Soil test – how to read soil analysis.

Soil tests: why are they necessary? How to read and interpret soil test results.

An agrochemical analysis of soils is carried out in order to:

Analyze whether the soil has sufficient plant nutrients in it;

Monitoring changes in the soil’s properties that influence plant development, growth, and growth rate;

To assess the nature and characteristics of the interactions between the soil and the applied fertilizers and substances from the atmosphere;

Determine how much fertilizer needs to be applied to the soil to get a planned yield.

The reason for the soil analysis and what does it involve?

Our main goal is to determine the main properties of the soil that can affect plant growth and development in some way. Several key properties should be analyzed, and we should determine how to change them to improve soil fertility and productivity.

Soil test - how to read soil analysis.

First, let’s start with macronutrients, NPK + S.

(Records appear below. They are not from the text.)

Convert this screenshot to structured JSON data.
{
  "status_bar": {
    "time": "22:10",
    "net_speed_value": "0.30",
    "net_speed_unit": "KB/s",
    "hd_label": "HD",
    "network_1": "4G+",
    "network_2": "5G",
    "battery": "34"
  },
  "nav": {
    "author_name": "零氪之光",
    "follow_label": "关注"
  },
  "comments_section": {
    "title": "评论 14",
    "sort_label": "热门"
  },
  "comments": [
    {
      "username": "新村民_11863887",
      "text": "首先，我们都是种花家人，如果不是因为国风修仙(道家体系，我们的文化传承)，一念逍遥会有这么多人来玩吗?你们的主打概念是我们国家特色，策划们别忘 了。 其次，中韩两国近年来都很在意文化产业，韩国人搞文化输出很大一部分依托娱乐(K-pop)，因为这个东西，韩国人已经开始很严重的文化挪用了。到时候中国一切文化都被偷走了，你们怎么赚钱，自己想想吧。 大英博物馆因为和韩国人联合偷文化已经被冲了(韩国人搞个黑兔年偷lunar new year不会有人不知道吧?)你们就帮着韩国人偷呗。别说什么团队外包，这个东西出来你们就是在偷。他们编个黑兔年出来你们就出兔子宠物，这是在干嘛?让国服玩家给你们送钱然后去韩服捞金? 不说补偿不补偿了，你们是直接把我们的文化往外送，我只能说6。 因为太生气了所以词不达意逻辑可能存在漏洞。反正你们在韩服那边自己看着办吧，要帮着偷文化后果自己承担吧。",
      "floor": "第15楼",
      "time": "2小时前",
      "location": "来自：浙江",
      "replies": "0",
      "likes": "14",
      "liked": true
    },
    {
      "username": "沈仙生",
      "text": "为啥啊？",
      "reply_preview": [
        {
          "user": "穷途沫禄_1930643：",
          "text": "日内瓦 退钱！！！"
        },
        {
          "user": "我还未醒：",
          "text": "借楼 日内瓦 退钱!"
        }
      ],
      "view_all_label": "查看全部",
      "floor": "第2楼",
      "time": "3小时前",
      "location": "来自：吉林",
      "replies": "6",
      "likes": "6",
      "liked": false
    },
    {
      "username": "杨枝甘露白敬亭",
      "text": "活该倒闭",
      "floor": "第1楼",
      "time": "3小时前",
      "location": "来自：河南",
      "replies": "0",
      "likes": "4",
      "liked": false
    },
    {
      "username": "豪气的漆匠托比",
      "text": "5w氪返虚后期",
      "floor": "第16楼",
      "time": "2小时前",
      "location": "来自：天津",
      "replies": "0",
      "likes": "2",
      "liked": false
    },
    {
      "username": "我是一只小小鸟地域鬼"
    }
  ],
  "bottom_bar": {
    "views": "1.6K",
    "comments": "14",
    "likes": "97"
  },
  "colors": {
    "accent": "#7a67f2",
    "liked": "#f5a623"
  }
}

N- even though Nitrogen is a common element in nature, many plants still lack it because they can only absorb specific forms of nitrogen.

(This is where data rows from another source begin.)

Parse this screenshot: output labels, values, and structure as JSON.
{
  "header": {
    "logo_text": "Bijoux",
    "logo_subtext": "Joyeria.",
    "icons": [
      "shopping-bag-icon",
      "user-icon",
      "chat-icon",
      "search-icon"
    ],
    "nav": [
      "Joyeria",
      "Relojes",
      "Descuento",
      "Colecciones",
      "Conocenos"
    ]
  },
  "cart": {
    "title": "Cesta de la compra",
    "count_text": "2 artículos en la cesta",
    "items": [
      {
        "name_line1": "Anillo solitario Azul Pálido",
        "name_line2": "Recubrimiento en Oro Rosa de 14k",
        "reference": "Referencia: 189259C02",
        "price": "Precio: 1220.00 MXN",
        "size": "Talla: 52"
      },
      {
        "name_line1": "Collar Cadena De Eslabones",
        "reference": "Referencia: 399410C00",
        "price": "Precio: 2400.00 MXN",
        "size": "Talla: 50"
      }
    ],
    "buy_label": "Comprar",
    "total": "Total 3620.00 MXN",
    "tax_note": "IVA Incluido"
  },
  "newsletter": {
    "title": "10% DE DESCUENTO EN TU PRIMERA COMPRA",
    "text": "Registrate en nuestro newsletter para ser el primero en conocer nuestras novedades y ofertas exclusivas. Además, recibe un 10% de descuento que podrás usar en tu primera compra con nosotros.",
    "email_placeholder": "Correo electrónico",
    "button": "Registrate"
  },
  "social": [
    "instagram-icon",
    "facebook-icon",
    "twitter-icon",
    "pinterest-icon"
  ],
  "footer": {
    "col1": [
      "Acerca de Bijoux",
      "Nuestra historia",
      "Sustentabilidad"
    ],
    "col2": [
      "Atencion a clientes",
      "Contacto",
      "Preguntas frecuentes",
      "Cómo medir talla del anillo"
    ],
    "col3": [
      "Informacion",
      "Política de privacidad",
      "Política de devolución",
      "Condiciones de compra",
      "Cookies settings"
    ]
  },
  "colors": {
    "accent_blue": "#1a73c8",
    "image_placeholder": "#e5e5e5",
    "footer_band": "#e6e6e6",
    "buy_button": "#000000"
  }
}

Additionally, nitrogen is an essential element for the plant, being a part of proteins, DNA, and many other organic substances. The process of photosynthesis in plants is interrupted without Nitrogen, causing plants to dry out and die. Thus, so nitrogen is one of the most important factors in growing crops.

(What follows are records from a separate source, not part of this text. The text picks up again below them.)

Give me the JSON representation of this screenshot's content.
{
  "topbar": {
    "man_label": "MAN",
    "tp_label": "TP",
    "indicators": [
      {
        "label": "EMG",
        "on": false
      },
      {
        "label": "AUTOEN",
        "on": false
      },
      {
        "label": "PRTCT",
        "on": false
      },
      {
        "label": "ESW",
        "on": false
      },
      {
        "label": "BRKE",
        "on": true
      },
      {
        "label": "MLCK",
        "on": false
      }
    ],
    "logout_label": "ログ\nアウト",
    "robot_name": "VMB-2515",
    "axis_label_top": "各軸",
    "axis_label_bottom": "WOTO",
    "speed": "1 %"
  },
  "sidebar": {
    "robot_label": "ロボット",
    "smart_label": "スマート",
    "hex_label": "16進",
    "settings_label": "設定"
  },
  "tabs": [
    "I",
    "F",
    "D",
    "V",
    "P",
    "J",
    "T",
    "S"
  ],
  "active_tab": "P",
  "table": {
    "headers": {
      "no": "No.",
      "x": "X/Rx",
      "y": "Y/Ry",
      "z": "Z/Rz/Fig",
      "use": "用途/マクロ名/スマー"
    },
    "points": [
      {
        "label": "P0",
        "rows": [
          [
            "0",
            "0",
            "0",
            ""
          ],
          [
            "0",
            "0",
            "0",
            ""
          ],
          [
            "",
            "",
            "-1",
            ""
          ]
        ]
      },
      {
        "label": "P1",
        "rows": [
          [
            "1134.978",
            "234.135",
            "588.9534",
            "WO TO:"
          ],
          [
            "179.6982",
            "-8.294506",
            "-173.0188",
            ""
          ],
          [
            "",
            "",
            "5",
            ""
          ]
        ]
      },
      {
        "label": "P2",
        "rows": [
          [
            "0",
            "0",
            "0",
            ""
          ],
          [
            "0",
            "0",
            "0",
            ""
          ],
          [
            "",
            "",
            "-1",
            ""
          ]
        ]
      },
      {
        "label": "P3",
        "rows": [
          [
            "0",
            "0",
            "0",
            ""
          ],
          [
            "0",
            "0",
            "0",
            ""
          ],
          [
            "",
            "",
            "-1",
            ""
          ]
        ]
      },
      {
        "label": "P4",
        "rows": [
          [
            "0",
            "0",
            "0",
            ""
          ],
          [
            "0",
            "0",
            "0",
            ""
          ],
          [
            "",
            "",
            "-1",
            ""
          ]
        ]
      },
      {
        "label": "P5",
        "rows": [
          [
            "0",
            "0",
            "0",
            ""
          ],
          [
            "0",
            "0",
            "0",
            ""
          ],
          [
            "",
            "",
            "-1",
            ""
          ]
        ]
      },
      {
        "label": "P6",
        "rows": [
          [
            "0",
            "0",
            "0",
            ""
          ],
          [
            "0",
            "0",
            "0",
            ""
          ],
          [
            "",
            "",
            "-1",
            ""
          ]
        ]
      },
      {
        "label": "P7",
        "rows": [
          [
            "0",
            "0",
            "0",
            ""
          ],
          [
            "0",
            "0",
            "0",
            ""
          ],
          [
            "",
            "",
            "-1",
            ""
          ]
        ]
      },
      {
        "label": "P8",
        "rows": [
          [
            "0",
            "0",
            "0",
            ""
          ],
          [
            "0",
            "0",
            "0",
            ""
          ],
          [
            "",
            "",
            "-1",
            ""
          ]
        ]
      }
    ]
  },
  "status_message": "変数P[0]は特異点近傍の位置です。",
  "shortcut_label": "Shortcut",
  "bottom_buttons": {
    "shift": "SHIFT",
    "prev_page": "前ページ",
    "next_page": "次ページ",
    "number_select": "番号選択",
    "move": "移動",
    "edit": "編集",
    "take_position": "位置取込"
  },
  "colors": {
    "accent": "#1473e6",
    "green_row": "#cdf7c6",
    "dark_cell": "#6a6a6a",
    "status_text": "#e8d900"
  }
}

How can we determine the amount of nitrate in the soil available for the crop?

You can count 100% of N in 0-6″ depth plus 50% in 6-24″ depth plus OM x 3-15, depending on the region and previous crop. In our case, we will count 33lb+32lb+8 x 2-15 = 65lb + 16-120lb.

P – Phosphorus is also essential for plants because it is a component of many organic compounds and is also involved in the energy exchange in cells. In many soils, however, mobile forms of phosphorus are in short supply, resulting, in turn, in decreased enzyme activity, RNA formation, and cell division.

Hence, low phosphorus levels can retard plant growth, which, of course, affect yield. This is why determining the amount of mobile phosphorus in soil is vital.

The different types of tests available to determine the P availability are listed below.

Soil                                      pH                                          Methods

Acidic                                    < 6.0                       Bray 1, Mehlich 1, Mehlich 3, Water, IIP, and AER

Slightly acid to

slightly alkaline            6.0 to 7.2              Bray 1, Mehlich 1, Mehlich 3, Olsen, Water, IIP, and AER

Alkaline, calcareous       > 7.2                                         Olsen, Water, IIP, and AER

In our case, the pH is 7.5-8, so the Olsen test was applied since it is the most efficient for the alkaline soil.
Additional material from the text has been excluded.